En voilà un film bien riche formellement parlant ! Trop riche ? Incontestablement... dans la première partie seulement ! Écrit et réalisé par Chris Stuckmann et sorti la semaine dernière dans l'indifférence la plus totale, ce film d'horreur indé avait pourtant tout pour plaire : la disparition étrange d'une jeune femme, Riley, animant une chaine YouTube sur le paranormal. Un beau jour, elle et son équipe disparaissent. Les corps sont retrouvés mis-à-part celui de Riley. Sa sœur fait alors tout pour la retrouver et ça tombe bien puisque sept ans après, un homme vient se titrer une balle devant sa porte tout en lui apportant des enregistrements inédits de sa sœur ! Bref, vous l'aurez compris, c'est le bordel, le réalisateur a beaucoup trop d'idées, c'est presque un classique du "premier film", le réalisateur devient une sorte de prouveur qui veut rendre hommage à pleins de genres différents... bien trop ! Car le film débute comme un documenteur avec des fausses interviews, de fausses reconstitutions etc., presque comme un pastiche de reportages sensationnalistes américains et, pour le coup, ce n'est plutôt pas mal, ça a au mins le mérite de mettre le spectateur directement dans l'ambiance étrange de l'histoire. Et puis après, on retrouve la sœur dans un format fictionnel beaucoup plus classique mais on plonge parfois dans le found footage avec les vidéos de Riley. Mais pas totalement non plus puisqu'elles sont entrecoupées des réactions de la sœur dont on se fous pas mal déjà (et notamment parce-qu'elle surjoue) et puis parce-que le found footage demande une certaine implication de la part du spectateur pour rentrer dans l'ambiance. Là, on en sort constamment, c'est déstabilisant et surtout, ça en devient ennuyant. Et puis après, le film bascule dans du folk horror un peu naze, surtout dans sa toute dernière partie qui décide d'aligner les clichés. Et c'est ainsi que l'on se retrouve devant un film bordélique constamment en quête d'identité et surtout, qui ne parvient jamais à capter l'attention du spectateur !

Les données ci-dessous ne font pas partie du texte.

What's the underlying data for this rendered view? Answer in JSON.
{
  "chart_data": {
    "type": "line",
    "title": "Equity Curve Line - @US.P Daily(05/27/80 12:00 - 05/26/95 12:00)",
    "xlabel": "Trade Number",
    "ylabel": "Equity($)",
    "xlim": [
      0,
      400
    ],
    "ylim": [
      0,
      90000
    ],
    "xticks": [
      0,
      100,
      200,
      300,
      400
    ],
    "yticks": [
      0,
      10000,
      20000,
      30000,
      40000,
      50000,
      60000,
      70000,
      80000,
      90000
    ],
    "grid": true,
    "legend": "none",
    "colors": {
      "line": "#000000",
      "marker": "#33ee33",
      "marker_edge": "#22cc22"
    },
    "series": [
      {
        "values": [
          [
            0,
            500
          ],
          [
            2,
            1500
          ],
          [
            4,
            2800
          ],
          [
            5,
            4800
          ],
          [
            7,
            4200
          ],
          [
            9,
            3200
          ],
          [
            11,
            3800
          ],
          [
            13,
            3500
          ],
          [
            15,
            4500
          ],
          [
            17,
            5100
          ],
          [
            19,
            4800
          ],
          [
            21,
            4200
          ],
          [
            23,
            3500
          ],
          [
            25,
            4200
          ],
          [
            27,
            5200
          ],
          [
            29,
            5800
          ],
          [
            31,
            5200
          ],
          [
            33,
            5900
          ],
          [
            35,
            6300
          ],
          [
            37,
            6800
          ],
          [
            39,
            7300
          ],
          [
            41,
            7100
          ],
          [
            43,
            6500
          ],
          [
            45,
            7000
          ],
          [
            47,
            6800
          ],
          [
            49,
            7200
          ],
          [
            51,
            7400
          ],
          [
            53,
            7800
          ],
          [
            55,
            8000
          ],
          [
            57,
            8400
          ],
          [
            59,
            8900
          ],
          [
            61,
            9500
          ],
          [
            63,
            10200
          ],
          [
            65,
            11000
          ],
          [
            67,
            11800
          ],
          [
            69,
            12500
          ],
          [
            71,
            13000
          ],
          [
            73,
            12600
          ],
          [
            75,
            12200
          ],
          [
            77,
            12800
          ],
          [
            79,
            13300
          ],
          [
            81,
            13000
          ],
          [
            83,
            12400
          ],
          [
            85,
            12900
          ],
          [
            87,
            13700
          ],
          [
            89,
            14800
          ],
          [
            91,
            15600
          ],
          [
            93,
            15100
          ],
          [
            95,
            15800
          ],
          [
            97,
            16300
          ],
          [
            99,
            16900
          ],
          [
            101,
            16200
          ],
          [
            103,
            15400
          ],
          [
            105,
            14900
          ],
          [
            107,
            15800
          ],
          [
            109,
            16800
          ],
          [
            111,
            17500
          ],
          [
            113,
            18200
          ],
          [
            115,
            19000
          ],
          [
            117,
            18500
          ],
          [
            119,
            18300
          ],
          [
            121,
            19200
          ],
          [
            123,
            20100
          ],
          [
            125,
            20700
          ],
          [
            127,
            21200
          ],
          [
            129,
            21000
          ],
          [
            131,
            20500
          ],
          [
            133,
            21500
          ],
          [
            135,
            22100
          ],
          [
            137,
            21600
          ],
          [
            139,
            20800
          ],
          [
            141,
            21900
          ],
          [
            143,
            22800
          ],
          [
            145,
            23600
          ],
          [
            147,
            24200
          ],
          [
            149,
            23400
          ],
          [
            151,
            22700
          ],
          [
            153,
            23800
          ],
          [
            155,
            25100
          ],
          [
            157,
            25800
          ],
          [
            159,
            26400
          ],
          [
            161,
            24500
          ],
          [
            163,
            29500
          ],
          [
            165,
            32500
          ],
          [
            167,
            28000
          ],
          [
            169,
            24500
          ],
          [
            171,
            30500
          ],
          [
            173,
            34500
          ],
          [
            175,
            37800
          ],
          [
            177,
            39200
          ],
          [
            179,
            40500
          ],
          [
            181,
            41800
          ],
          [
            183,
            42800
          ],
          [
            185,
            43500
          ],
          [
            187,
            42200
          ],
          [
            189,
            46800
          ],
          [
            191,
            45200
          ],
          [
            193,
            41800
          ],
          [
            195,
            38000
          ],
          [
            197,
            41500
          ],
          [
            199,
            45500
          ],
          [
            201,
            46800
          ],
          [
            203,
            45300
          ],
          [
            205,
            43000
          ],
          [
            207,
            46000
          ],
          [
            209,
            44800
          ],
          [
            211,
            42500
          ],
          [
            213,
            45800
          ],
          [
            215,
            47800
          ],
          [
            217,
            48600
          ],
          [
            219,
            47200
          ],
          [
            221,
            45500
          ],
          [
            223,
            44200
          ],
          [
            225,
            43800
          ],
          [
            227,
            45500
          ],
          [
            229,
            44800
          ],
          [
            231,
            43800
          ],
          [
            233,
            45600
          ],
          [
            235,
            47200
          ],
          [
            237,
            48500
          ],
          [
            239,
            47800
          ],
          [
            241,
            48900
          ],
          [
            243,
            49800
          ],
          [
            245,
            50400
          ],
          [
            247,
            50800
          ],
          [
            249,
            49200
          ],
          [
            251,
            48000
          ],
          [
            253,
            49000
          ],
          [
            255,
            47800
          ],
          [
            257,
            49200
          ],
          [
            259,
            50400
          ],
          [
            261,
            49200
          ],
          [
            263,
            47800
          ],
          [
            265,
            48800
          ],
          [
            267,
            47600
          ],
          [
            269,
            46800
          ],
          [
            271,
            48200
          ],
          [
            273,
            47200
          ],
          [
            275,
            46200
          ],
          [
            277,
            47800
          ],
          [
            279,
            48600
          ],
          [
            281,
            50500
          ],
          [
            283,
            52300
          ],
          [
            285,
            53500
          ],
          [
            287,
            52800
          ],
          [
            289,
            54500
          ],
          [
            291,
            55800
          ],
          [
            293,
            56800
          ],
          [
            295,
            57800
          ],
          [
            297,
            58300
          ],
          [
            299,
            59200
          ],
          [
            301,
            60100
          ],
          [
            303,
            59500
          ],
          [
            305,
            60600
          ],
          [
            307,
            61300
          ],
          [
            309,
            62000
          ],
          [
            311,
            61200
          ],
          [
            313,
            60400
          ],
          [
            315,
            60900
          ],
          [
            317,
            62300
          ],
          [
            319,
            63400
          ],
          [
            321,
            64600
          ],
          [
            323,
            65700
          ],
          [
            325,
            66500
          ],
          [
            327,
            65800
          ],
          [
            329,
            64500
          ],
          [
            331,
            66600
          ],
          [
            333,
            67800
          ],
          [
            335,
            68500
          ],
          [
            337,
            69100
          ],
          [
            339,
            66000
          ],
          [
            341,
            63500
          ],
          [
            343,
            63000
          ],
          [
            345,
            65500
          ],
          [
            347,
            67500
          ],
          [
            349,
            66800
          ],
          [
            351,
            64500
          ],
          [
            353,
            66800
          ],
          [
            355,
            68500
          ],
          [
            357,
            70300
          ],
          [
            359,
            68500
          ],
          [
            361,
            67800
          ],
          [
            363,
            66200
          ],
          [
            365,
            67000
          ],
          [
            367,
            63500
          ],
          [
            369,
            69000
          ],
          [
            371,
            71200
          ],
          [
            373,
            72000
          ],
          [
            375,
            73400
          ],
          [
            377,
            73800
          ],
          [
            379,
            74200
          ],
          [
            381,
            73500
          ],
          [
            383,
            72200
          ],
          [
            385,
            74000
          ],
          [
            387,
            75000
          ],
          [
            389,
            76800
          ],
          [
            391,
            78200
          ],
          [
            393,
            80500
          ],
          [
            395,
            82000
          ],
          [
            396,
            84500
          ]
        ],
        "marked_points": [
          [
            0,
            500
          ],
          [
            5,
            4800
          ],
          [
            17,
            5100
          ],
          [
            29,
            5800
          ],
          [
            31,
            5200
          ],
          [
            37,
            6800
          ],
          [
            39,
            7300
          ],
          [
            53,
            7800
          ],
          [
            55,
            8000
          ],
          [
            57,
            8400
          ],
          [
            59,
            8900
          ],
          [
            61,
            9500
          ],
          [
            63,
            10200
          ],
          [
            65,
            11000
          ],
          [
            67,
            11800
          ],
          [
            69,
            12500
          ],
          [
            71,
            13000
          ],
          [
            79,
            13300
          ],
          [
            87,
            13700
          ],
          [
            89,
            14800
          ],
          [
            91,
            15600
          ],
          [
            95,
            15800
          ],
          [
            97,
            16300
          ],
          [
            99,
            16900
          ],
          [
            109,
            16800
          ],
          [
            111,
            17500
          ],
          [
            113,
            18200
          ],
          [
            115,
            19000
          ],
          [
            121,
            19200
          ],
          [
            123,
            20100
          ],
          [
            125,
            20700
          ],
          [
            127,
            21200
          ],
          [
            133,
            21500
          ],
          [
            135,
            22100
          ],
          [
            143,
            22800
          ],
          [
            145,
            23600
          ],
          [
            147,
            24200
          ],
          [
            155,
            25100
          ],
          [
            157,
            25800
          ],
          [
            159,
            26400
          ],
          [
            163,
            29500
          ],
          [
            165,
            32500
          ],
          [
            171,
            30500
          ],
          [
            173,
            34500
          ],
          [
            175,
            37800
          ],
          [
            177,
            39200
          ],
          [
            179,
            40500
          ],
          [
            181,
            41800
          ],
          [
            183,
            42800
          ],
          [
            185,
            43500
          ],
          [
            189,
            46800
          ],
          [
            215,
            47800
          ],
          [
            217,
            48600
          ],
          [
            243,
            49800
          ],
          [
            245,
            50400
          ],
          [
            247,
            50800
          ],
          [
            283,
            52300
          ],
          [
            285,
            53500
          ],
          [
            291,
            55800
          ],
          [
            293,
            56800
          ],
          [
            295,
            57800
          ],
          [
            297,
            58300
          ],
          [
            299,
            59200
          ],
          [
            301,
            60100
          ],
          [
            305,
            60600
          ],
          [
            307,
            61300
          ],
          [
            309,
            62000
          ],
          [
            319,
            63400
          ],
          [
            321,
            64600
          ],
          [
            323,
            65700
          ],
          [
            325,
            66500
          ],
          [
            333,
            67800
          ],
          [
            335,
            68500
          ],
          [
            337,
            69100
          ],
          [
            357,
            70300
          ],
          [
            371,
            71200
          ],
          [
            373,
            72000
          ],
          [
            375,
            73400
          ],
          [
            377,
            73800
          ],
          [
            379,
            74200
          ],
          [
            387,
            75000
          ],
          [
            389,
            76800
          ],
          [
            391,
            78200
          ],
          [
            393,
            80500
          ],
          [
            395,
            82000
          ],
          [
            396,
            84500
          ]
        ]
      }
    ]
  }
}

franchement comment on peut sortir ce genre de film au cinéma, on s'ennuie tout le long de cette histoire, il ce passe rien, la mise en scène est bâclé, les acteurs sont pas convainquant, ne perder pas votre précieux temps a voir ce film.
Une expérience cinématographique très intéressante pour un premier long métrage. La passion du réalisateur pour le cinéma de genre transparaît clairement. Captivant du début à la fin. Le jeu des acteurs est impeccable et la conception sonore reste saisissante .. Et même si les éléments ne s'imbriquent pas parfaitement à la fin, le final résonne d'une telle intensité, chargée de perte et de désespoir, que ce film mérite amplement les éloges dans un paysage cinématographique horrifique récent plutôt médiocre.. Une mention spéciale pour la photographie .
Shelby Oaks ne fait malheureusement pas peur du tout. Si les premières minutes laissent à penser que la suite pourrait devenir intéressante, ça ne décolle jamais vraiment. Ne songez pas a le visionner si vous êtes un féru du genre, il y a de grandes chances que vous soyez décu(e).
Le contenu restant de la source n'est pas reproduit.